Multiple issues of periodicals representing more than 35 art-related titles have a new home in the Amon Carter’s research library as part of a long-term loan. The materials previously stored at the Fort Worth Public Library’s Central location comprise 100 linear feet, a length roughly equal to the height of a 10-story building.
The transfer is a no-cost collaboration that moves materials that saw little use at the Fort Worth Public Library to the Amon Carter, where art researchers can more readily access them.
“Relocating these materials benefits the public,” said Linda Barrett, manager of the Fort Worth Public Library’s Genealogy, Local History and Archives. “Anyone looking for these periodicals can always go to the Amon Carter and use them.”
The materials are a mix of bound volumes, boxed issues and microfilm. Many of the magazines are no longer published, and Barrett said the Library no longer subscribes to any of them except for one – Fortune.
Sam Duncan, who leads the Amon Carter’s research library, said Fortune is not a magazine many would associate with an art museum. The copies the museum requested, however, are older issues in an oversize format with unique artistic value.
“During the mid-twentieth century, Fortune was beautifully produced with many commissioned illustrations from a who’s who list of artists,” Duncan said. “I’m already thinking about an exhibition that would highlight the publication’s contributions to graphic design and its support of American artists.”
The collaboration came about after Duncan had visited the Fort Worth Public Library for many years to access several art-related periodicals for researchers.
“One in particular was Art Digest, especially issues from the 1930s and 1940s, important periods for the research we do at the Amon Carter,” Duncan said. “Around 2008, I started a conversation with the Fort Worth Public Library about the possibility of getting them someday.”
After taking current Library Director Manya Shorr on a tour of his library at the museum, he said, the long-term loan became an obvious win for both institutions.
“We know the periodicals will have a good home at the Amon Carter,” Shorr said. “It just makes sense to add them to the museum’s art-focused collection, as those are resources already familiar to local art historians.
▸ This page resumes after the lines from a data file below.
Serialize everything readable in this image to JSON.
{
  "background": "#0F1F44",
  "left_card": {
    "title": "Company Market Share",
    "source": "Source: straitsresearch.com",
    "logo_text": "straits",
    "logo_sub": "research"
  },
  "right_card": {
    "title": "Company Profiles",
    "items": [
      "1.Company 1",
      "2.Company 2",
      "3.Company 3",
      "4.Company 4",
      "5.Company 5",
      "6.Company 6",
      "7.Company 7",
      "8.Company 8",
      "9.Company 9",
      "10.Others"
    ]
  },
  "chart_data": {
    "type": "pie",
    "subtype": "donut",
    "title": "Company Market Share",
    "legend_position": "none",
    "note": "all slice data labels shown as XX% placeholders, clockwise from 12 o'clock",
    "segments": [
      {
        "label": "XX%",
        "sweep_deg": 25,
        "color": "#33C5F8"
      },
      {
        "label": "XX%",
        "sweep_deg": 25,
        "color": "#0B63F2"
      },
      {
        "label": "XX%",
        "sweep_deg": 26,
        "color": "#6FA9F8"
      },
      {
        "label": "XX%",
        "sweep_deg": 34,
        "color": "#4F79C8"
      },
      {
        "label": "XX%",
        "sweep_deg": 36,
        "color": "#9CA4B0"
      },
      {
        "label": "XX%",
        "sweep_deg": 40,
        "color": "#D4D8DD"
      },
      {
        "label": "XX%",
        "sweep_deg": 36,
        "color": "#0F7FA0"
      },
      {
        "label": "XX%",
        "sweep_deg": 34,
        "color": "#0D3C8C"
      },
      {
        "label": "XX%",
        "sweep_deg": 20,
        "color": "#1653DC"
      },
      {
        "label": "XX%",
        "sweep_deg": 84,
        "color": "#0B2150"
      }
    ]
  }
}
This is another way the Fort Worth Public Library is reducing barriers to accessing information and resources, even if those resources are housed elsewhere.”
Researchers who visit the Amon Carter library tend to be those who are digging deep into the history of American art, Duncan said. However, the loan agreement stipulates that the museum must provide public access to the material. That means even casual scholars are welcome and able to peruse the periodicals and the roughly 150,000 items in its library collection.
Recently renovated, the research library has another thing going for it. “The museum’s reading room and new study room are gorgeous spaces to come relax and learn about American art,” Duncan said.
The Amon Carter’s research library is open 11 a.m. to 4 p.m. Wednesdays and Fridays; 11 a.m. to 7 p.m. Thursdays; 11 a.m. to 4 p.m. Saturdays (September-May); and open other times by appointment.